Pengadaan sarana prasarana sekolah termasuk dalam poin ketiga, artinya termasuk anggaran yang memang wajib untuk direalisasikan. Negara akan membuat skala prioritas ketika merealisasikannya. Artinya negara wajib memprioritaskan kebutuhan urgen publik, bukan kebutuhan bagi perorangan ataupun sekelompok golongan. Negara harus mengetahui segala macam bentuk pengeluaran untuk mencegah terjadinya penyelewengan dana. Hal ini didukung dengan sistem keuangan yang terpusat, sehingga mencegah masing-masing daerah mengambil kebijakan keuangan yang menyalahi aturan. 
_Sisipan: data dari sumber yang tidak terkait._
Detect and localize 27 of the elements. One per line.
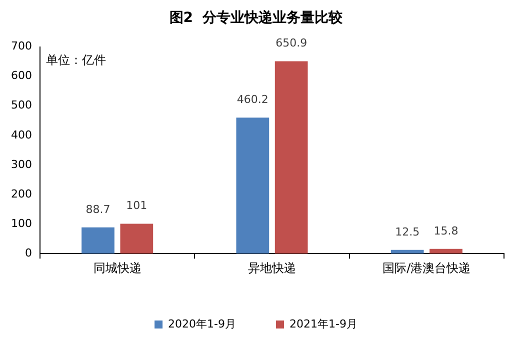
y-tick-label: 400 xyxy=(10,128,32,142)
data-label: 460.2 xyxy=(236,93,268,106)
data-label: 88.7 xyxy=(86,202,110,216)
bar xyxy=(274,61,308,254)
x-tick-label: 同城快递 xyxy=(93,260,142,275)
bar xyxy=(390,250,424,254)
y-tick-label: 500 xyxy=(10,98,32,112)
x-tick-label: 国际/港澳台快递 xyxy=(382,260,471,275)
bar xyxy=(430,248,462,254)
y-tick-label: 700 xyxy=(10,40,32,53)
y-tick-label: 600 xyxy=(10,69,32,82)
bar xyxy=(82,227,114,254)
data-label: 650.9 xyxy=(276,36,308,50)
bar xyxy=(120,224,154,254)
data-label: 15.8 xyxy=(434,224,458,238)
bar xyxy=(236,118,270,254)
legend-label: 2020年1-9月 xyxy=(168,317,236,330)
annotation: 单位：亿件 xyxy=(46,52,106,67)
y-tick-label: 300 xyxy=(10,158,32,171)
y-tick-label: 200 xyxy=(10,187,32,200)
data-label: 101 xyxy=(126,199,148,212)
chart-title: 图2 分专业快递业务量比较 xyxy=(169,9,344,26)
y-tick-label: 0 xyxy=(24,246,32,260)
legend-label: 2021年1-9月 xyxy=(290,317,358,330)
y-tick-label: 100 xyxy=(10,216,32,230)
data-label: 12.5 xyxy=(395,225,420,238)
x-tick-label: 异地快递 xyxy=(248,260,296,275)
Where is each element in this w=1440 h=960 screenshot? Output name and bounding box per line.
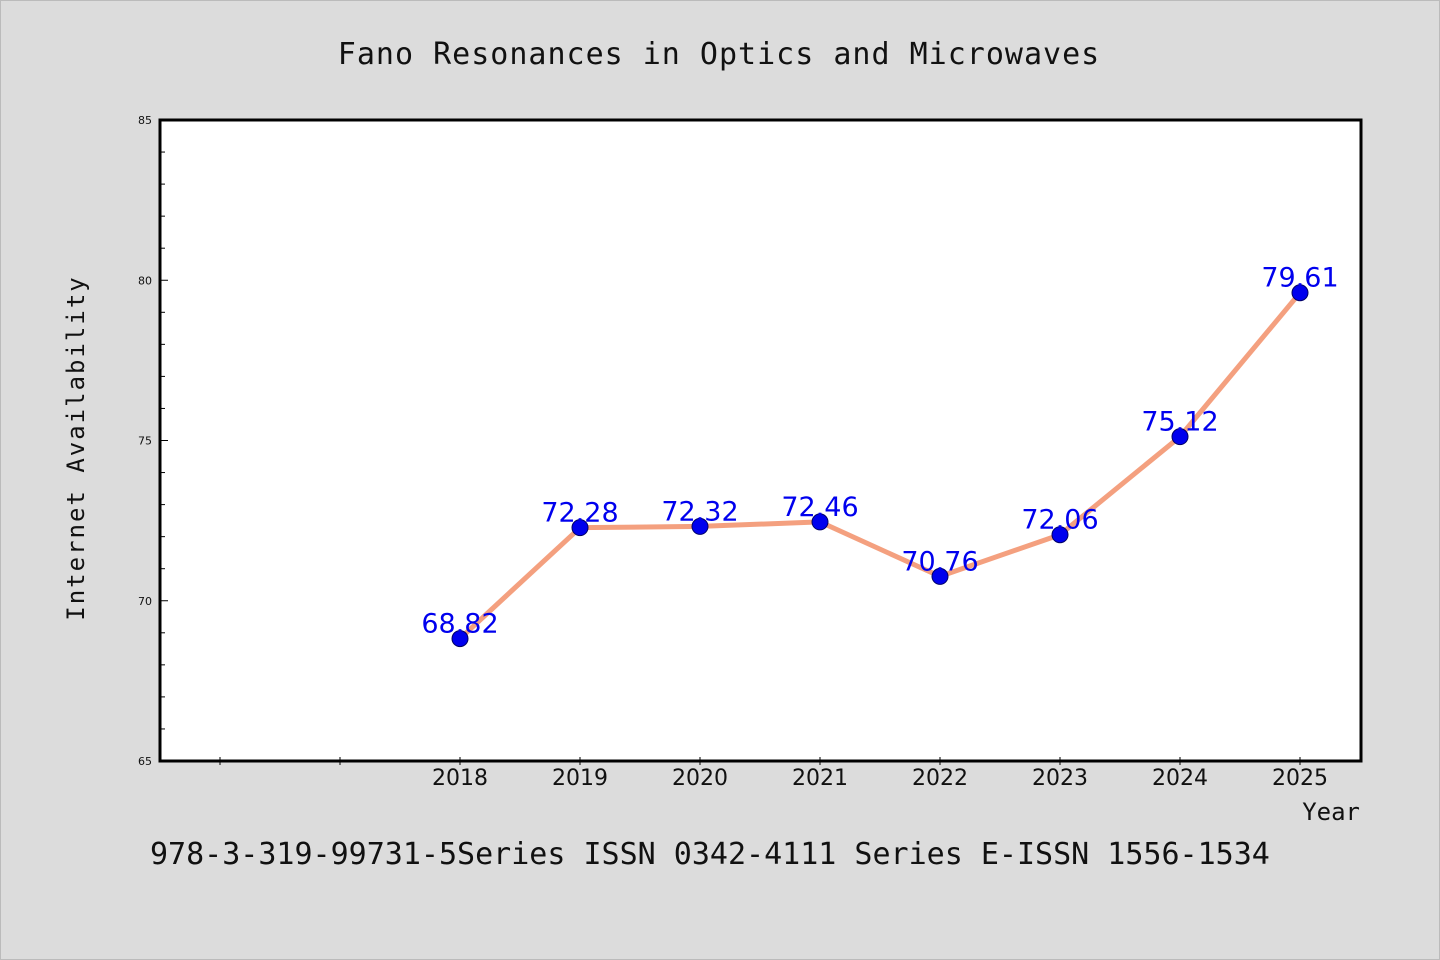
chart-title: Fano Resonances in Optics and Microwaves — [338, 37, 1100, 72]
x-tick-label: 2025 — [1272, 766, 1328, 791]
x-tick-label: 2020 — [672, 766, 728, 791]
x-axis-ticks: 2018 2019 2020 2021 2022 2023 2024 2025 — [219, 757, 1328, 791]
data-label: 72.06 — [1021, 505, 1098, 536]
x-tick-label: 2019 — [552, 766, 608, 791]
data-point — [811, 513, 829, 531]
x-tick-label: 2021 — [792, 766, 848, 791]
y-tick-label: 65 — [138, 755, 152, 768]
data-label: 79.61 — [1261, 263, 1338, 294]
y-tick-label: 75 — [138, 435, 152, 448]
data-label: 72.46 — [781, 492, 858, 523]
x-tick-label: 2022 — [912, 766, 968, 791]
data-label: 72.32 — [661, 496, 738, 527]
y-tick-label: 70 — [138, 595, 152, 608]
x-tick-label: 2018 — [432, 766, 488, 791]
data-label: 72.28 — [541, 498, 618, 529]
data-label: 70.76 — [901, 546, 978, 577]
data-point — [451, 630, 469, 648]
x-tick-label: 2023 — [1032, 766, 1088, 791]
plot-area — [160, 120, 1361, 761]
data-point — [1171, 428, 1189, 446]
data-point — [1291, 284, 1309, 302]
y-tick-label: 80 — [138, 274, 152, 287]
x-axis-label: Year — [1302, 798, 1360, 826]
data-point — [1051, 526, 1069, 544]
data-point — [571, 519, 589, 537]
footer-text: 978-3-319-99731-5Series ISSN 0342-4111 S… — [150, 837, 1270, 872]
data-labels: 68.82 72.28 72.32 72.46 70.76 72.06 75.12 79.61 — [421, 263, 1338, 640]
x-tick-label: 2024 — [1152, 766, 1208, 791]
data-label: 68.82 — [421, 609, 498, 640]
y-axis-label: Internet Availability — [62, 275, 90, 620]
plot-frame — [158, 118, 1363, 763]
data-point — [931, 567, 949, 585]
data-label: 75.12 — [1141, 407, 1218, 438]
series-markers — [451, 284, 1309, 648]
series-line — [457, 290, 1303, 642]
data-point — [691, 517, 709, 535]
y-tick-label: 85 — [138, 114, 152, 127]
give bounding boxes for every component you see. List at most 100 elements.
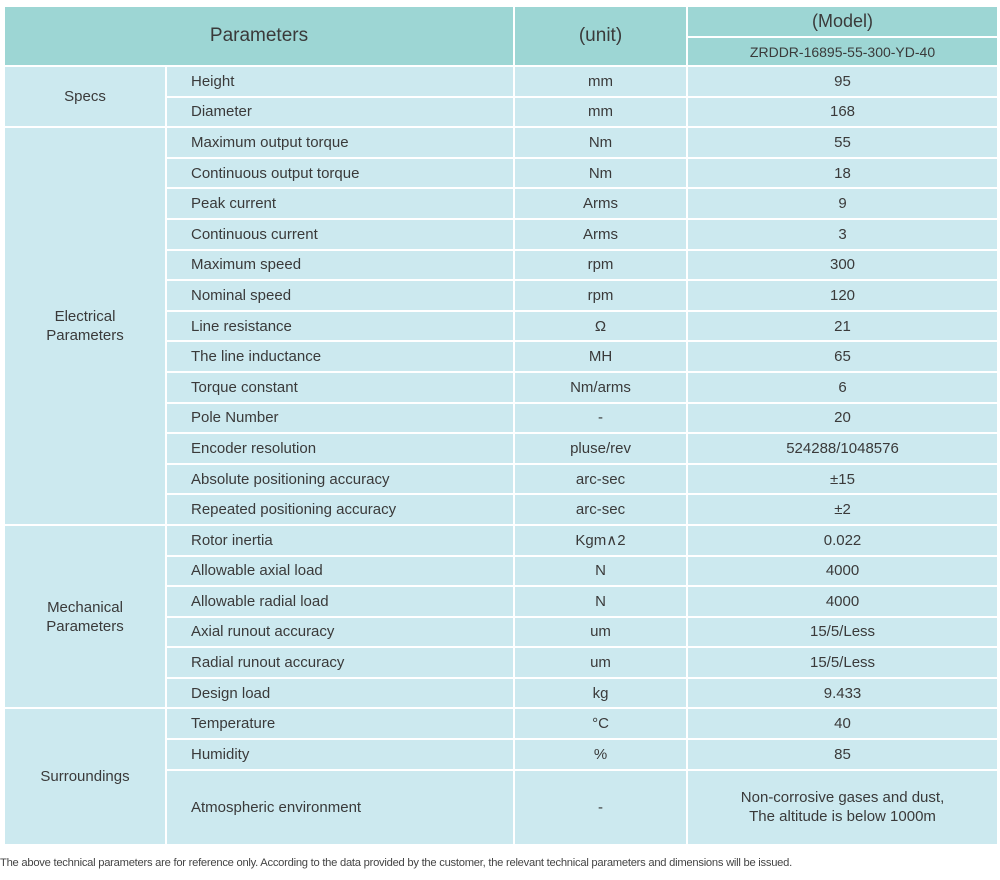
value-cell: 21 xyxy=(686,309,1000,343)
group-cell: Electrical Parameters xyxy=(3,126,167,526)
unit: rpm xyxy=(513,279,689,312)
parameter: Rotor inertia xyxy=(164,523,516,557)
parameter: Atmospheric environment xyxy=(164,768,516,846)
table-row: Peak current Arms 9 xyxy=(4,187,1000,220)
parameter: Repeated positioning accuracy xyxy=(164,493,516,526)
value-cell: 168 xyxy=(686,95,1000,129)
value-cell: 65 xyxy=(686,340,1000,373)
value: 65 xyxy=(834,348,851,366)
value-cell: 3 xyxy=(686,217,1000,251)
value: 9.433 xyxy=(823,684,862,702)
parameter: The line inductance xyxy=(164,340,516,373)
value-cell: 4000 xyxy=(686,585,1000,618)
table-row: Axial runout accuracy um 15/5/Less xyxy=(4,615,1000,649)
unit: arc-sec xyxy=(513,493,689,526)
unit: mm xyxy=(513,95,689,129)
value: 21 xyxy=(834,317,851,335)
unit: Nm xyxy=(513,126,689,159)
value-cell: 40 xyxy=(686,707,1000,741)
table-row: Humidity% 85 xyxy=(4,738,1000,771)
value-cell: 15/5/Less xyxy=(686,646,1000,679)
parameter: Torque constant xyxy=(164,370,516,404)
unit: - xyxy=(513,768,689,846)
value: 40 xyxy=(834,715,851,733)
value: ±15 xyxy=(830,470,855,488)
table-row: Atmospheric environment - Non-corrosive ga… xyxy=(4,768,1000,846)
table-row: Allowable axial load N 4000 xyxy=(4,554,1000,588)
unit: % xyxy=(513,738,689,771)
value-cell: ±15 xyxy=(686,462,1000,496)
value-cell: 9.433 xyxy=(686,676,1000,710)
header-model-label: (Model) xyxy=(686,5,1000,38)
table-row: Torque constant Nm/arms 6 xyxy=(4,370,1000,404)
value: 120 xyxy=(830,286,856,304)
unit: Kgm∧2 xyxy=(513,523,689,557)
group-name: Electrical xyxy=(54,308,116,326)
value: 6 xyxy=(838,378,847,396)
value-cell: 9 xyxy=(686,187,1000,220)
parameter: Radial runout accuracy xyxy=(164,646,516,679)
table-row: Continuous current Arms 3 xyxy=(4,217,1000,251)
value-cell: 6 xyxy=(686,370,1000,404)
value: 3 xyxy=(838,225,847,243)
parameter: Encoder resolution xyxy=(164,432,516,465)
parameter: Diameter xyxy=(164,95,516,129)
value: 85 xyxy=(834,745,851,763)
value-cell: 0.022 xyxy=(686,523,1000,557)
unit: um xyxy=(513,615,689,649)
value: 300 xyxy=(830,256,856,274)
value-cell: 300 xyxy=(686,248,1000,282)
table-row: Maximum speed rpm 300 xyxy=(4,248,1000,282)
parameter: Maximum output torque xyxy=(164,126,516,159)
table-row: Absolute positioning accuracy arc-sec ±15 xyxy=(4,462,1000,496)
parameter: Peak current xyxy=(164,187,516,220)
value-cell: 120 xyxy=(686,279,1000,312)
value-cell: 85 xyxy=(686,738,1000,771)
value-cell: 95 xyxy=(686,65,1000,98)
parameter: Height xyxy=(164,65,516,98)
table-row: Diameter mm 168 xyxy=(4,95,1000,129)
parameter: Temperature xyxy=(164,707,516,741)
table-row: Radial runout accuracy um 15/5/Less xyxy=(4,646,1000,679)
unit: um xyxy=(513,646,689,679)
value-cell: Non-corrosive gases and dust, The altitud… xyxy=(686,768,1000,846)
table-row: Nominal speed rpm 120 xyxy=(4,279,1000,312)
value: 4000 xyxy=(825,562,860,580)
parameter: Maximum speed xyxy=(164,248,516,282)
table-row: Repeated positioning accuracy arc-sec ±2 xyxy=(4,493,1000,526)
header-parameters: Parameters xyxy=(2,5,516,67)
table-row: Design load kg 9.433 xyxy=(4,676,1000,710)
group-name: Mechanical xyxy=(47,598,123,616)
value-cell: 524288/1048576 xyxy=(686,432,1000,465)
parameter: Allowable radial load xyxy=(164,585,516,618)
unit: °C xyxy=(513,707,689,741)
parameter: Continuous output torque xyxy=(164,156,516,190)
value: The altitude is below 1000m xyxy=(749,808,936,826)
unit: N xyxy=(513,585,689,618)
footnote: The above technical parameters are for r… xyxy=(0,857,792,869)
unit: arc-sec xyxy=(513,462,689,496)
parameter: Axial runout accuracy xyxy=(164,615,516,649)
value-cell: 55 xyxy=(686,126,1000,159)
header-unit: (unit) xyxy=(513,5,689,67)
value-cell: 20 xyxy=(686,401,1000,435)
group-name: Parameters xyxy=(46,327,124,345)
value: 168 xyxy=(830,103,856,121)
unit: Arms xyxy=(513,217,689,251)
parameter: Design load xyxy=(164,676,516,710)
table-row: Surroundings Temperature °C 40 xyxy=(3,707,1000,846)
value: 15/5/Less xyxy=(809,654,876,672)
unit: Ω xyxy=(513,309,689,343)
table-row: Encoder resolution pluse/rev 524288/104857… xyxy=(4,432,1000,465)
group-name: Surroundings xyxy=(40,768,130,786)
unit: kg xyxy=(513,676,689,710)
value: 20 xyxy=(834,409,851,427)
value: Non-corrosive gases and dust, xyxy=(740,789,945,807)
group-name: Specs xyxy=(64,88,106,106)
group-cell: Surroundings xyxy=(3,707,167,846)
value-cell: 4000 xyxy=(686,554,1000,588)
table-row: Line resistance Ω 21 xyxy=(4,309,1000,343)
table-body: Specs Height mm 95 Diameter mm 168 Electrical Pa… xyxy=(3,64,1000,846)
unit: pluse/rev xyxy=(513,432,689,465)
group-cell: Mechanical Parameters xyxy=(3,523,167,710)
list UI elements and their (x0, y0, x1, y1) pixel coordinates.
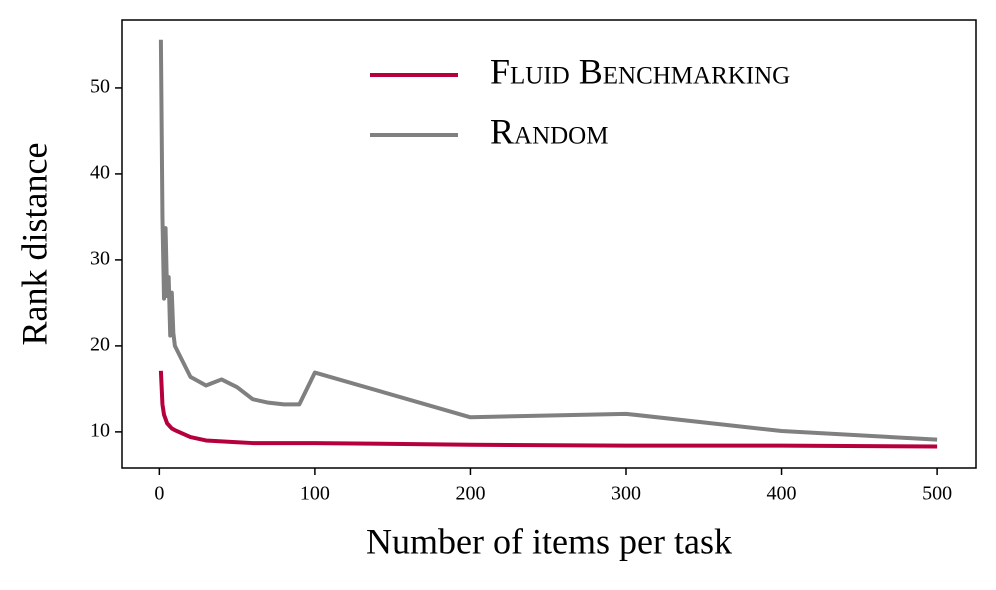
y-tick-label: 50 (90, 76, 110, 98)
plot-frame (121, 19, 977, 469)
x-tick-label: 0 (154, 483, 164, 505)
y-tick-label: 10 (90, 419, 110, 441)
x-axis-label: Number of items per task (366, 521, 732, 561)
line-series (158, 370, 938, 449)
x-tick-label: 400 (767, 483, 797, 505)
x-tick-label: 200 (455, 483, 485, 505)
legend-label: Fluid Benchmarking (490, 51, 790, 91)
line-series (158, 39, 938, 442)
legend-label: Random (490, 111, 608, 151)
y-tick-label: 30 (90, 248, 110, 270)
x-tick-label: 100 (300, 483, 330, 505)
y-tick-label: 20 (90, 333, 110, 355)
x-tick-label: 300 (611, 483, 641, 505)
x-tick-label: 500 (922, 483, 952, 505)
y-axis-label: Rank distance (14, 143, 54, 346)
y-tick-label: 40 (90, 162, 110, 184)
Dengan adanya sistem keuangan yang terpusat dan hadirnya pemimpin yang bertanggung jawab penuh serta mengetahui apa yang urgen untuk dilakukan, maka ketersediaan sarana prasarana akan terwujud secara merata di seluruh daerah. Alhasil, penerapan sistem keuangan Islam tak akan memberi celah bagi suatu pembiayaan yang bernilai fantastis di luar kewajaran. Islam pun akan menghadirkan manusia-manusia yang bertakwa sehingga rasa takut akan menghinggapi setiap jiwa yang diberi amanah dalam kepengurusan umat/rakyat. Hadirnya masyarakat yang peduli dan pemimpin bervisi akhirat akan benar-benar mampu mewujudkan masyarakat yang ideal. Wallahu a'lam.